Calw. Dodo Wartmann hat auf Einladung der Berufsfachschule für Altenpflege des Diakonischen Instituts aus ihrem Buch „Blaues Edelweiß“ gelesen.
Darin schildert sie eindrucksvoll ihre Erfahrungen mit ihrem an Demenz erkrankten Mann, der im November 2017 verstarb. Sie hat das Buch unter dem Pseudonym Mara Blum herausgebracht.
Die Auszubildenden waren emotional berührt und ergriffen von den Erzählungen und tief beeindruckt von der Offenheit Wartmanns.
„Wir kannten uns seit der Schule und waren über 40 Jahre verheiratet. Durch die Demenz erkannte er mich nicht mehr als seine Ehefrau. Das tat sehr weh und ich war traurig.
Ich dachte, er mag mich nicht mehr. Ich habe seine Veränderung auf mich bezogen, niemand hat mir zu Beginn gesagt, dass mein Mann krank ist und Demenz hat.“ Minuten später stand er vor ihr und umarmte und küsste sie liebevoll. „Du bist die Frau, ohne die ich nicht leben kann.“
Ihr Mann war Biologe und Spezialist für Pflanzen.
Am Gotthard gingen sie spazieren, als er zu seiner Frau sagte: „Schau, alles voll mit blauem Edelweiß.“ Dodo Wartmann widersprach ihm nicht, auch wenn doch jeder weiß, dass Edelweiß weiß ist und nicht blau. Er hatte es vergessen.
Nach diesem Ereignis gab sie ihrem Buch den Titel “Blaues Edelweiß“.
Ungeschönt erzählt sie von der Odyssee, die sie von anfänglich vagen Vermutungen bis zur Diagnosestellung Demenz erlebt hat.
Viele Schwierigkeiten und Steine musste sie überwältigen, ihr Alltag und ihr Zusammenleben veränderten sich kolossal.
Es gab auch viele schöne Momente in der Zeit der Begleitung ihres Mannes. Als seine verbale Kommunikation sich immer weiter einschränkte, begann Frau Wartmann mit ihrem Mann zu malen. Als ausgebildete Gestalttherapeutin führte sie ihn dabei durch gezielt gesetzte Impulse wie Reime, Finger- und Bewegungsspiele. „Durch seine Bilder konnte ich etwas mehr in seine Welt blicken.“ In einem Begleitheft „Ein Alzheimer-Patient malt“ hat Wartmann einige Ergebnisse der „geführten Malerei“ dokumentiert.

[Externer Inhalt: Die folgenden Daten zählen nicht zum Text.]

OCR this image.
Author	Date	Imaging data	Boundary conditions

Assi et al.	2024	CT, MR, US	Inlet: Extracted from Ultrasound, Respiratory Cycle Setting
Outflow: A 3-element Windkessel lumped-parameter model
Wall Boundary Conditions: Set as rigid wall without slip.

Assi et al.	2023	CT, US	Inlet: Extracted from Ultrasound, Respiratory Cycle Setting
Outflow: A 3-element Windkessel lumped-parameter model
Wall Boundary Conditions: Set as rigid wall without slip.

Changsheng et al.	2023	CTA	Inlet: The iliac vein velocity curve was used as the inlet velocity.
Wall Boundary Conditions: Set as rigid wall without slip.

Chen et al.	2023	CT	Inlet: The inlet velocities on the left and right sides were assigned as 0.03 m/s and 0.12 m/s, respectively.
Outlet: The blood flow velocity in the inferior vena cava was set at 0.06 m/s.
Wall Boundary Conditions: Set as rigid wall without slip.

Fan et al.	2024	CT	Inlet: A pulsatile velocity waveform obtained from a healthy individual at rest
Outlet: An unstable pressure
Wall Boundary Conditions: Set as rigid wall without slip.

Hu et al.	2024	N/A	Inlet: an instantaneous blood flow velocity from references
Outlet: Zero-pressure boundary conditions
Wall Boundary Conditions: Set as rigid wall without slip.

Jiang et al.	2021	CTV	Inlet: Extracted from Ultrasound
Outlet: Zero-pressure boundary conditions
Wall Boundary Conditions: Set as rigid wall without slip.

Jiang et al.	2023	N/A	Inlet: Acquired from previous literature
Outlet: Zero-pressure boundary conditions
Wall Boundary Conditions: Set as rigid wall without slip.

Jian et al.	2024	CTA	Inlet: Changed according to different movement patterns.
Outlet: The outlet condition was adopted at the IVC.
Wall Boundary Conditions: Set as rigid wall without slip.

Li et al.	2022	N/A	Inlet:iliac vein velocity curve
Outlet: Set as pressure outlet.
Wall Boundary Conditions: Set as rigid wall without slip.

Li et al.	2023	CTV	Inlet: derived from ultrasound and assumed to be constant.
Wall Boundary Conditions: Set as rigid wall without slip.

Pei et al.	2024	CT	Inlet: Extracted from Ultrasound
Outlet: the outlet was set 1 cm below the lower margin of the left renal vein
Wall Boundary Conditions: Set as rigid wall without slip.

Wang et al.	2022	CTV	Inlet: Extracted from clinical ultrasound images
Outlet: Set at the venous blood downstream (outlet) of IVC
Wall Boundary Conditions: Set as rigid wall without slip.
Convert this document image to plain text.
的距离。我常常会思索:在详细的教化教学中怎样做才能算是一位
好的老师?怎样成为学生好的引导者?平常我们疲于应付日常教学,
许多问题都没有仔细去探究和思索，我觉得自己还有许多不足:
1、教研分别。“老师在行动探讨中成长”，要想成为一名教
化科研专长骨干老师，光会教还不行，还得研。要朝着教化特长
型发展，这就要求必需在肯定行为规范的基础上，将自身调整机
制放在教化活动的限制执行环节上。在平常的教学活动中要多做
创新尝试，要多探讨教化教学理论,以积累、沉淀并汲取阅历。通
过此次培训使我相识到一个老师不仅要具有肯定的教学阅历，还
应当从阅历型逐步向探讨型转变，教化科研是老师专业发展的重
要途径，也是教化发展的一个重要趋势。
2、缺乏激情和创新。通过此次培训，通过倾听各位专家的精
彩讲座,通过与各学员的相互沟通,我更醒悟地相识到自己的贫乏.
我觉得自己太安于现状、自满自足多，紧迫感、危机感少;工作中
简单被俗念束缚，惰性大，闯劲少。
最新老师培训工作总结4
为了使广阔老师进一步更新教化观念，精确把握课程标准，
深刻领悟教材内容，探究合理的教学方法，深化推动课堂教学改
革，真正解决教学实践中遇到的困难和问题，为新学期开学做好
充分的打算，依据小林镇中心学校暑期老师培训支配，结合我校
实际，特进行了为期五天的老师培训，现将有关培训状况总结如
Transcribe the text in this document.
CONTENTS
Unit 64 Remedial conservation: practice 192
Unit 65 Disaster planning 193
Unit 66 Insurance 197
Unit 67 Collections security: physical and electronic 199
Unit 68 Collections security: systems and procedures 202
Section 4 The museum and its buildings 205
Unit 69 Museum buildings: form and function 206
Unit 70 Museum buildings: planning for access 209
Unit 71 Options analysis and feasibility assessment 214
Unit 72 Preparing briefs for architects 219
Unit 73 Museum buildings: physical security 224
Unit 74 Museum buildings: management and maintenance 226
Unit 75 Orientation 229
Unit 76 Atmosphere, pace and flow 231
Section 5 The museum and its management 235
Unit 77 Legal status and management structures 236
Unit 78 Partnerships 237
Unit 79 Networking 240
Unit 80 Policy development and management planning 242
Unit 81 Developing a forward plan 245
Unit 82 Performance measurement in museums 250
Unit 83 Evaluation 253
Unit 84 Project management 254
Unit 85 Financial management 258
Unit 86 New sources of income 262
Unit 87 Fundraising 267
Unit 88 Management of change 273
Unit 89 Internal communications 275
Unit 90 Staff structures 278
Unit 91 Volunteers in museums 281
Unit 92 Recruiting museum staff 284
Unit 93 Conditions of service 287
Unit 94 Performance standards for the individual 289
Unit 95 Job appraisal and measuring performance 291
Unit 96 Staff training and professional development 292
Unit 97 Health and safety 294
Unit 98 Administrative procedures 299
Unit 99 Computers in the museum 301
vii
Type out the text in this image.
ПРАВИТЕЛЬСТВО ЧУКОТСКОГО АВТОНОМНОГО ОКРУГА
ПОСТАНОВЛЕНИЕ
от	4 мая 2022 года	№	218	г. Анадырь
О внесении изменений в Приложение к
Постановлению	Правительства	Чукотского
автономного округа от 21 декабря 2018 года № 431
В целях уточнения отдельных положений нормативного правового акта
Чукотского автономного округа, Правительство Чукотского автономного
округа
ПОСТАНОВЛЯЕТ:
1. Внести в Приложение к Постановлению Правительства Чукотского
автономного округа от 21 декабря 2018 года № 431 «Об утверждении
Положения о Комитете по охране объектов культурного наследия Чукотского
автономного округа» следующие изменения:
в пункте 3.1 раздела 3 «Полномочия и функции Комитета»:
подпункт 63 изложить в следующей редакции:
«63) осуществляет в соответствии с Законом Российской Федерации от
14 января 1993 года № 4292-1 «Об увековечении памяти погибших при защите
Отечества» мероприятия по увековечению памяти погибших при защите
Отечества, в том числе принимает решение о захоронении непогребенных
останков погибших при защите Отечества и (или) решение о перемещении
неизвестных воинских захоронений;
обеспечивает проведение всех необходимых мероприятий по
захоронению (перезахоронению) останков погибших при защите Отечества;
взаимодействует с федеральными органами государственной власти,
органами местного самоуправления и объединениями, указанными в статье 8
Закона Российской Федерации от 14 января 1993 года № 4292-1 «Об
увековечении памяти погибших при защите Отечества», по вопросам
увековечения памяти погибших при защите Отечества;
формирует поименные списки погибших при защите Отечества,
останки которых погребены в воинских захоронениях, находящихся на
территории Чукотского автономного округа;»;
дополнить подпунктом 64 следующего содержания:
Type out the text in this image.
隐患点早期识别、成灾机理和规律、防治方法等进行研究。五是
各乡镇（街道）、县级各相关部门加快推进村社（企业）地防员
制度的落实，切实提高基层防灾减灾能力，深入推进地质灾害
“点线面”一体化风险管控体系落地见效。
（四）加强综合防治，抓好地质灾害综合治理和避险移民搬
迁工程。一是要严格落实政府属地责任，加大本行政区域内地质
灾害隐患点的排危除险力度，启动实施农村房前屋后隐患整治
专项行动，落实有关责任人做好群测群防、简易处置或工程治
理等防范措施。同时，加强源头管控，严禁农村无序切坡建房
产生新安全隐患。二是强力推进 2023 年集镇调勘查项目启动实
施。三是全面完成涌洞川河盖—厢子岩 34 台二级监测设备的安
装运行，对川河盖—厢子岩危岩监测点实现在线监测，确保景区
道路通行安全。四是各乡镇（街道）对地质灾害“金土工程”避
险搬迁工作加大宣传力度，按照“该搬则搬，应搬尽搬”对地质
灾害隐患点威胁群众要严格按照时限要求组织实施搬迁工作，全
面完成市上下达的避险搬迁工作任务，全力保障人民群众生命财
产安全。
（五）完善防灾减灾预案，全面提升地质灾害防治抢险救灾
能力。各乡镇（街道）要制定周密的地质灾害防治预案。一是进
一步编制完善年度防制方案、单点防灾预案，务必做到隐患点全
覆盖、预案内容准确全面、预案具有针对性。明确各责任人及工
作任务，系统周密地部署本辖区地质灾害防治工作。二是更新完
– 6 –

Für die Auszubildenden war diese Lesung eine Bereicherung.
„Wir haben zwar jeden Tag mit dementiell erkrankten Bewohnern und Patienten in den Einrichtungen zu tun, und sind sehr gut geschult im Umgang mit dieser Erkrankung. Aber die Schilderungen von einer pflegenden Angehörigen so zu hören, war für uns noch mal ein Perspektivenwechsel. Angehörige sind mit der Diagnose Demenz häufig überfordert und sie brauchen professionelle Unterstützung in Form von Beratung, Begleitung und bei der Pflege. Der Besuch von Frau Wartmann hat uns nochmal aufgezeigt, wie wichtig es ist, mit den Angehörigen in einen engen Austausch zu gehen und ihnen zur Seite zu stehen.“
Dodo Wartmann ist es ein Anliegen, über ihre Erfahrungen mit Demenz zu sprechen und zu berichten. Sie verarbeitet dadurch auch die schwere Zeit.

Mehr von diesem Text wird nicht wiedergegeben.